Und das war noch nie möglich. Bis jetzt: Erstmals überhaupt und weltweit zeigt das Sprengel-Museum Hannover eine Synopse von Marc, Macke und Delaunay, die den Verlauf dieses intimen Zusammenspiels nachstellt. Und so den Einfluss verstehbar macht. Aber auch mehr als bloß ahnen lässt: Dass sich Delaunay so rabiat-schnell vom Mittelklasse-Impressionisten zum Top-Avantgardisten gemausert hat, kam auch nicht von selbst – da war ja noch Sonia Delaunay-Terk, seine Frau, die schon radikal war, als er sie 1907 kennen lernte. Sogar er selbst, sonst eher Macho, hat sie später die „Künstlerin“ genannt, „die das alles verändert“ – als er über sein Malen schrieb.

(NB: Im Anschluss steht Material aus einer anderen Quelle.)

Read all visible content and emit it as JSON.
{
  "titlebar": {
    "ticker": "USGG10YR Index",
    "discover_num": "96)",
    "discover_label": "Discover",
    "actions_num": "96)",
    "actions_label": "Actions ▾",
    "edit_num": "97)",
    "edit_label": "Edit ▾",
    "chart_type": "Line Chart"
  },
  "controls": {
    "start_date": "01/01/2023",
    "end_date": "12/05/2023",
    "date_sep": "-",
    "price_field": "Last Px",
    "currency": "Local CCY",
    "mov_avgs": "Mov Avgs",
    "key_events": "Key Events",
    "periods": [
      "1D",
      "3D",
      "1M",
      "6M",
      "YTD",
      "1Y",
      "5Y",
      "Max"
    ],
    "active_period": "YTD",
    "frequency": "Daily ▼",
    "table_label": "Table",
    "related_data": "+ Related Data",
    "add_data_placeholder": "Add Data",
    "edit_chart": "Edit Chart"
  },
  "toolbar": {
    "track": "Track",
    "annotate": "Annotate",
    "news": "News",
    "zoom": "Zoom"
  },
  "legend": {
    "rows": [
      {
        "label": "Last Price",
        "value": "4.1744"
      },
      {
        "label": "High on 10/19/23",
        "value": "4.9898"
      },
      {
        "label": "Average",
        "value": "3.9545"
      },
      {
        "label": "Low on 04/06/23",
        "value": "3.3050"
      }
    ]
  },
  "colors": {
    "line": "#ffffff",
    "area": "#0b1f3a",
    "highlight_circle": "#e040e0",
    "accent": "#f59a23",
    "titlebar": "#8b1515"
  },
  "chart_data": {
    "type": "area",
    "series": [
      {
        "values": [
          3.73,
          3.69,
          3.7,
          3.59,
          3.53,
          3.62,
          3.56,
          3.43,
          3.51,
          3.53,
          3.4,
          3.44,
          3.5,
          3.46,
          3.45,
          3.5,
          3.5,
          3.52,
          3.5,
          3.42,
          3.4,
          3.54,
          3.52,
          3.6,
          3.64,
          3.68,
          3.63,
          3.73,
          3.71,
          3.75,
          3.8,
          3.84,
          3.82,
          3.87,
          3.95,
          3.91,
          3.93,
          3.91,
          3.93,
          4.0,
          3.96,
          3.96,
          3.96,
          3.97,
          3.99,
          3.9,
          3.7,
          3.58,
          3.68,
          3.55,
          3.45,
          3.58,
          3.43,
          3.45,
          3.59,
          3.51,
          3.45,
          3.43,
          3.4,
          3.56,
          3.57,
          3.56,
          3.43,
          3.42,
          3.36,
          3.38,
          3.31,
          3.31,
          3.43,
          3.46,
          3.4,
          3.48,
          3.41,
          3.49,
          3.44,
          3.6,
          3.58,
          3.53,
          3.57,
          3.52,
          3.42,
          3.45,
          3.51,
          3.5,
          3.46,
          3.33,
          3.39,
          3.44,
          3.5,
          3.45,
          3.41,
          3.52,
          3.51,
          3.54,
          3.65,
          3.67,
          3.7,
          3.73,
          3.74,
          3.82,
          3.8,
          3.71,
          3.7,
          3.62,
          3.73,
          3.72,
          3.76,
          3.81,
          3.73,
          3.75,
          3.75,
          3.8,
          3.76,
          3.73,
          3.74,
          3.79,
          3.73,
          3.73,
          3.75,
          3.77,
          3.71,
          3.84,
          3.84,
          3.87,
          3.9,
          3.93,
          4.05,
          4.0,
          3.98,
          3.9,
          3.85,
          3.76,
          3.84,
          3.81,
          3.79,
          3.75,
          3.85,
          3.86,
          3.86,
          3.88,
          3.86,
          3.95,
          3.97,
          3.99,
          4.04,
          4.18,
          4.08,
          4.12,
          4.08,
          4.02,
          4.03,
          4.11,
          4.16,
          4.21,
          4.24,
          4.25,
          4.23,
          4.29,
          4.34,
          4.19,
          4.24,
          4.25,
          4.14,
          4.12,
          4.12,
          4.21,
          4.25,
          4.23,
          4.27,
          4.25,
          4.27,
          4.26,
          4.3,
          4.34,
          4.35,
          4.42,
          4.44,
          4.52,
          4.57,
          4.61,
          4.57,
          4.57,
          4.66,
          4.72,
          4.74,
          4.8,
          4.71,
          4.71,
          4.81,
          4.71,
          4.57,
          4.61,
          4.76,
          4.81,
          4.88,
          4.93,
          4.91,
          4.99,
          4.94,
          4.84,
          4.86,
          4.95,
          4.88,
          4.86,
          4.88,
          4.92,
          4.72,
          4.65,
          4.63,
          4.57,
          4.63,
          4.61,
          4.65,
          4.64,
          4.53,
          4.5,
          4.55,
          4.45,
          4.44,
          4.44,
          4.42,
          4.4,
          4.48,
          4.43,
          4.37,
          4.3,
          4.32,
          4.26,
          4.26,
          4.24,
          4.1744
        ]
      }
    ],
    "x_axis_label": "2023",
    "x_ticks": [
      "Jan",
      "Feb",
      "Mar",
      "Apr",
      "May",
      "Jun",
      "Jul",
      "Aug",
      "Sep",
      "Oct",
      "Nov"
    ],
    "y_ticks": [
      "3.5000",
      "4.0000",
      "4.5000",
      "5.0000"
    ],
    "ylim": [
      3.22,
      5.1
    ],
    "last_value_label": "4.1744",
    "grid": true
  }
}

Die Ausstellung trägt den sachlichen Titel „Marc, Macke und Delaunay“, im Untertitel wird’s dann lyrischer: „Die Schönheit einer zerbrechenden Welt“ lautet er. Und zieht doch zugleich eine strenge zeitliche Grenze: 1910, das Jahr in dem sich Marc und Macke begegnen, bis 1914, dem Ende aller freundschaftlichen Beziehungen. Macke stirbt in den ersten Kriegsmonaten, Marc wird 1916 von einem Granatsplitter bei Verdun getroffen, die Delaunays retten in Spanien ihr Leben.

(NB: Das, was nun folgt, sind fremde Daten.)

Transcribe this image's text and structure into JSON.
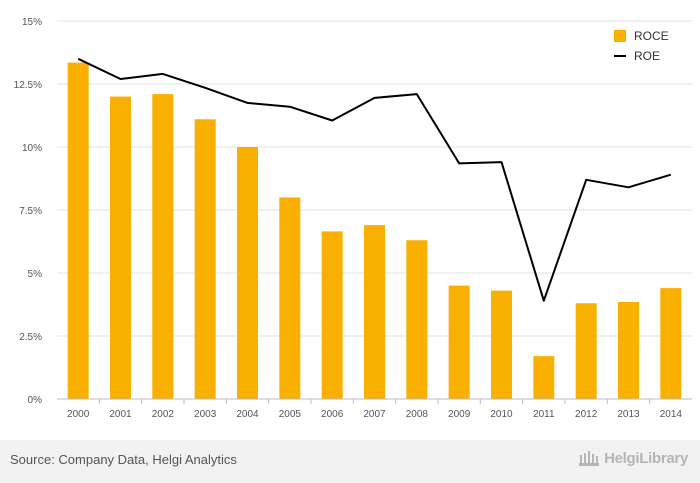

Vier Jahre also. Und zwar vier Jahre einer faszinierenden Suchbewegung, die sich in Hannover durch eine fulminante Vorher-Nachher-Hängung zeigt. Erster Raum: Frühe August Macke-Bilder, getupfte Gartenszenen, Mutter mit Kind an Rabatten, und derlei. Zweiter Raum: Franz Marc, pastöse sibirische Schäferhunde à la Liebermann, rote Katzen, weiße Katzen. Und dann: Robert Delaunay. Die von der facettierten, tanzenden Tour Eiffel überragte Stadt, die in Schwingung versetzten Spitzbögen der Cathédrale Saint Séverin und: Paris komplett zerlegt in farbige Prismen, Reflexe auf „Fenêtres ouvertes simultanément“ – also simultan geöffneteten Fenstern – so ein Bildtitel von 1912.
In diesem Jahr besuchen Macke und Marc gemeinsam die Delaunays. Sie sind geschockt, frappiert – überwältigt. Und reagieren. In Bildern, suggeriert die Ausstellung, legen das die Briefwechsel nahe: „Ich freue mich sehr über Ihre Bilder“, schreibt Macke nach Frankreich, euphorisch rühmt er der Delaunays Fähigkeit „das Seltsame der Wirklichkeit“ zu vermitteln und bittet Sonia, auch treu zu übersetzen. Und malt ein „Großes helles Schaufenster“, um dessen ruhig aufragende Hauptfigur im Goldenen Schnitt, eine Dame in pelzbesetztem Mantel, eine sich zu den Rändern hin immer mehr in farbig-kontrastierende Würfel, unregelmäßige Dreiecke und Ikosaeder zerlegende, seltsame Wirklichkeit tobt. Kein Zweifel: Macke, der die zahllosen -Ismen der Kunst seiner Gegenwart als Ausdruck „des Neuen“ begrüßt, aber den Anspruch auf absolute Vorherrschaft, die jeder einzelne erhebt, als „Blödsinn“ bezeichnet, hat sich Delaunays Orphismus angeeignet und als Bereicherung des eigenen malerischen Vokabulars, für seine Zwecke passend gemacht.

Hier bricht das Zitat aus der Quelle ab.